4. But Still a Limited Scope: While this is a significant step forward, it should be noted that this data set only applies to a small fraction of patient needs. Among elective surgeries, many common procedures are covered. Yet in looking at all of the reasons patients seek care, these procedures account for less than 0.5% of physician visits annually. For the other 99.5% of visits, patients still have virtually zero public access to this type of information. The ProPublica scorecard is a big step forward, but we still have a long way to go.

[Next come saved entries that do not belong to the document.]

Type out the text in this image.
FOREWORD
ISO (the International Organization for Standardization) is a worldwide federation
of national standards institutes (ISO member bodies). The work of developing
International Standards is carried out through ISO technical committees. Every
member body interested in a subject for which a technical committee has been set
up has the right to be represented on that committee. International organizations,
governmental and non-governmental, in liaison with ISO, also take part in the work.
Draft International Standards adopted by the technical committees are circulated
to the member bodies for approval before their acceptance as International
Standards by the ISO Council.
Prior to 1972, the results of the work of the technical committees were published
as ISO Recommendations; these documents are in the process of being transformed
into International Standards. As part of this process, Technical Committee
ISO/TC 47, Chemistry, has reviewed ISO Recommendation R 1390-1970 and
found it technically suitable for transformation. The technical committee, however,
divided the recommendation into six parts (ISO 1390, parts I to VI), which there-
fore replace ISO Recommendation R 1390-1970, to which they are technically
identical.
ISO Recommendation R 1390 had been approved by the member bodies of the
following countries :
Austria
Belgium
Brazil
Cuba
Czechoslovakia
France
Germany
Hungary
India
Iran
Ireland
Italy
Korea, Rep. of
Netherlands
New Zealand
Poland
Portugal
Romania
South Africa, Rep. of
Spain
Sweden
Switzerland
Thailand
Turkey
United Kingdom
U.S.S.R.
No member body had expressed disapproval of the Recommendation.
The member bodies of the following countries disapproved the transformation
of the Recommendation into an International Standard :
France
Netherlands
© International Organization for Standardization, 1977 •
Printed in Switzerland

5. And Does Not Address the Difference Between Procedural Skill and Clinical Judgment: Being a physician requires many different skills that are often cognitively distant: deductive reasoning, empathy, communication, manual dexterity, memorization of a vast number of conditions, etc. Just as a physician’s performance may vary across therapies, we consistently observe that the physicians who are best at making diagnoses aren’t always the best at recommending or performing treatments. What’s more, we see that skill at performing a surgery does not necessarily correlate with clinical judgment in determining whether surgery is appropriate in the first place. Most available outcomes metrics, including ProPublica’s, are squarely geared toward procedural skill. Just as standardized testing efforts in education have gravitated toward measuring “hard” math and science skills rather than more difficult-to-measure skills like writing and critical reasoning, physician assessment efforts have generally shied away from evaluating clinical judgment. Yet evidence suggests that U.S. healthcare is plagued far more by poor judgment than by poor procedural skill. Consider knee replacement surgery. According to ProPublica’s analysis, the top quartile of surgeons had an average complication rate of 1.9% while the bottom quartile had a complication rate of 2.9%. Now compare that to the fact that studies show more than 50% of knee replacement surgeries may not even be clinically necessary. Measuring complication rates is important, but the most direct route to fewer complications is simply avoiding unwarranted surgeries in the first place.